By Published on .

April 9, 2001

"Giuliani makes choices for a decency panel on art"
-- The New York Times, March 31, P. B1
"The Times to publish personal ads"
-- Same paper, same date, P. B6

It surprised few on Madison Avenue or, indeed, in the boroughs encircling it, when late last week

Randall Rothenberg
New York Mayor Rudolph Giuliani gave his new Panel on Decency in the Arts supervisory power over The New York Times' forthcoming personal-ads section.

Art and advertising, once as inhospitable as peanut butter and linoleum, have become familiar bedfellows in this era of TV commercials directed by Jean-Luc Godard. And Rudy Giuliani's own history long indicated a growing willingness to put the two on equal footing. This is, after all, the mayor who attempted to ban a magazine ad campaign that mentioned his name, and who tried to pull a depiction of a dung-splattered Virgin Mary from the walls of the Brooklyn Museum.

It's all offensive
In Rudy's realm, all speech is art -- and it's all offensive (the very reason, no doubt, he proposed appointing 1960s poster painter Peter Max, whose work has never been considered either offensive or art, to the panel). With personal ads ranking among the more artful of communication forms, it was only a matter of time before they fell under his decency board's jurisdiction.

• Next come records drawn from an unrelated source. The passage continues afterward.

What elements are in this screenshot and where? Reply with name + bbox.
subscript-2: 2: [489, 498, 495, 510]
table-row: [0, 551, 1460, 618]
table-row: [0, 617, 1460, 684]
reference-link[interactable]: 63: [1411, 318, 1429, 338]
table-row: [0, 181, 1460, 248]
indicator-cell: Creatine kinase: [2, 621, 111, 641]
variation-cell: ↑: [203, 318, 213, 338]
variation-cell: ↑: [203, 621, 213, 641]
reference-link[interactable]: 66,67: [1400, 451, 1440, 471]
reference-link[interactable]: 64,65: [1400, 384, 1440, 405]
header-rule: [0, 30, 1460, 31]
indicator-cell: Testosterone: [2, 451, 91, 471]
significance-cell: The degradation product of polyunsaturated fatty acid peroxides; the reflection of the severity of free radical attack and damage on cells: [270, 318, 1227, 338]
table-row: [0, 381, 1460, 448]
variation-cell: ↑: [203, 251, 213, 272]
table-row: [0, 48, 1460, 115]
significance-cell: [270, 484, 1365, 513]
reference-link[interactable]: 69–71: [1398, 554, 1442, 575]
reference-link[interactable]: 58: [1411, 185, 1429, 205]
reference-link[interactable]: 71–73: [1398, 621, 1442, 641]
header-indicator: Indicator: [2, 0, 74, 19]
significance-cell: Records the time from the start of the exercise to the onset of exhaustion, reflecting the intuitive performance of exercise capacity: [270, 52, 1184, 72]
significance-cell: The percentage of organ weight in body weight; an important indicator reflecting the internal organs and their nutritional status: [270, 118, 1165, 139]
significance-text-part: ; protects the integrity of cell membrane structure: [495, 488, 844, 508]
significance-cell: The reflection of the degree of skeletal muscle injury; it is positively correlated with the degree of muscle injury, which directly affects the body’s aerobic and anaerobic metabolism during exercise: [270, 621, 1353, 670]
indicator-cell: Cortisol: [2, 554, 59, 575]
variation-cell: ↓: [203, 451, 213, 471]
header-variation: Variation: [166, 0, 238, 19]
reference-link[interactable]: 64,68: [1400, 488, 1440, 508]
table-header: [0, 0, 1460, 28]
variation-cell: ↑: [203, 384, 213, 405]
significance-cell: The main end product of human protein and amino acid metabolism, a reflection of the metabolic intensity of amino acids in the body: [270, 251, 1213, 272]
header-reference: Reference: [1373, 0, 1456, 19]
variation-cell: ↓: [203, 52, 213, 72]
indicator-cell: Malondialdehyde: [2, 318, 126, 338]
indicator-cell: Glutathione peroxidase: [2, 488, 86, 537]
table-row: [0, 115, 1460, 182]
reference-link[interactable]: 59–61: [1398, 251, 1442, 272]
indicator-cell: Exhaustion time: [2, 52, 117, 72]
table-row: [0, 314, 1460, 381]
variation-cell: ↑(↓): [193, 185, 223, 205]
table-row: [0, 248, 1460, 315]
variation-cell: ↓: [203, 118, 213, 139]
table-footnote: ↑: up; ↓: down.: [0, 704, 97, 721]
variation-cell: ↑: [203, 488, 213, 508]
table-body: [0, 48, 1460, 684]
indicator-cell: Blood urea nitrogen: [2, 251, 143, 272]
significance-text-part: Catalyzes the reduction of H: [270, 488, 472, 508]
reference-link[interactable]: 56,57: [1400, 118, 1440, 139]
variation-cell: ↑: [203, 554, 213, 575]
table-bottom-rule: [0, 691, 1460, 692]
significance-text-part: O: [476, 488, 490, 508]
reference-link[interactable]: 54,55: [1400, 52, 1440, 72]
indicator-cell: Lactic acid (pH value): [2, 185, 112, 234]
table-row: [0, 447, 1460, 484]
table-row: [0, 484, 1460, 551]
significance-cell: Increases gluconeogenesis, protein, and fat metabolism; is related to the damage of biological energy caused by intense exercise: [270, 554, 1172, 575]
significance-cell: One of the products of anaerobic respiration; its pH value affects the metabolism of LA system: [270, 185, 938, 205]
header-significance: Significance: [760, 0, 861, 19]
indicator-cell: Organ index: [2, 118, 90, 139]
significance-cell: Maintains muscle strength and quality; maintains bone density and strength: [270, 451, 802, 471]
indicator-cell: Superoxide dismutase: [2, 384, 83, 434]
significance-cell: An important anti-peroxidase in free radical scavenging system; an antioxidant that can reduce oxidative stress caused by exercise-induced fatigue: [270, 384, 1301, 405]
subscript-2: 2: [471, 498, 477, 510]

Few were aware of the behind-the-scenes maneuvering that preceded Mayor Giuliani's latest squabble with the First Amendment. City Hall sources said the move, which would almost certainly limit the New York Times' supply of personal ads, was vigorously opposed by decency-council member Raoul Felder. The well-known divorce lawyer, who represents the mayor in his disentanglement from his wife, was said to favor no restrictions, reasoning the more personal ads, the more work, ultimately, for him. Mr. Giuliani overruled him, reportedly saying, "I'm the mayor, nyaah, nyaah."

Publicly, Times executives denounced the incursion on their right to publish. Privately, however, newspaper executives are said to be eager for the decency panel's guidance. The Times, whose ad restrictions are so tight it has been known to alter the titles of movies it deems racy, has been attempting, without success, to devise a distinct brand identity for its personals section. The ads cannot be too raunchy, lest they violate the newspaper of record's own standards and, more important, stray into territory owned by Screw and the Village Voice. They cannot be too literary-the New York Review of Books has a corner on those. Nor can they appeal to lonely suburbanites yearning for a replay of their lost youth at Gerde's Folk City, as do the personals in New York Magazine.

Only romantics need apply
The Times, meanwhile, placed numerous constraints on the types of ads it would take. In an article in the newspaper disclosing the introduction of personals, the Times told itself it would accept "advertisements from readers seeking romance," thus precluding advertisements from readers seeking sex. A Times spokeswoman also said that all personals would be screened by the paper's advertising acceptability department, and that "any language or phrasing that is suggestive or in questionable taste in the opinion of the Times will be declined."

According to sources inside the Times' 43rd Street headquarters, newspaper officials considered and rejected such proposed personals categories as "Men seeking mensches" and "SMF (single multicultural female)." The Times will also ban anything stimulating, continuing a policy it has long followed in its news pages.

The paper denies that it ever considered calling the personals section "Lonely Cardiovascular Systems."

Even before their appointment became official, some decency-panel members began weighing in on the Times' plans.

Leonard Garment, a former aide to President Nixon, was said to object to any personal advertisements from Democrats. Two clergymen, Roderick R. Caesar Sr., the pastor of the Bethel Gospel Tabernacle in Jamaica, Queens, and Rabbi Shea Hecht, the chairman of the National Committee for Furtherance of Jewish Education, said they would vigorously oppose ads from each other.

The mayor did not name a Catholic priest to the panel, presumably to allow himself the freedom to place an ad should his own extramarital romance with Judith Nathan come to naught.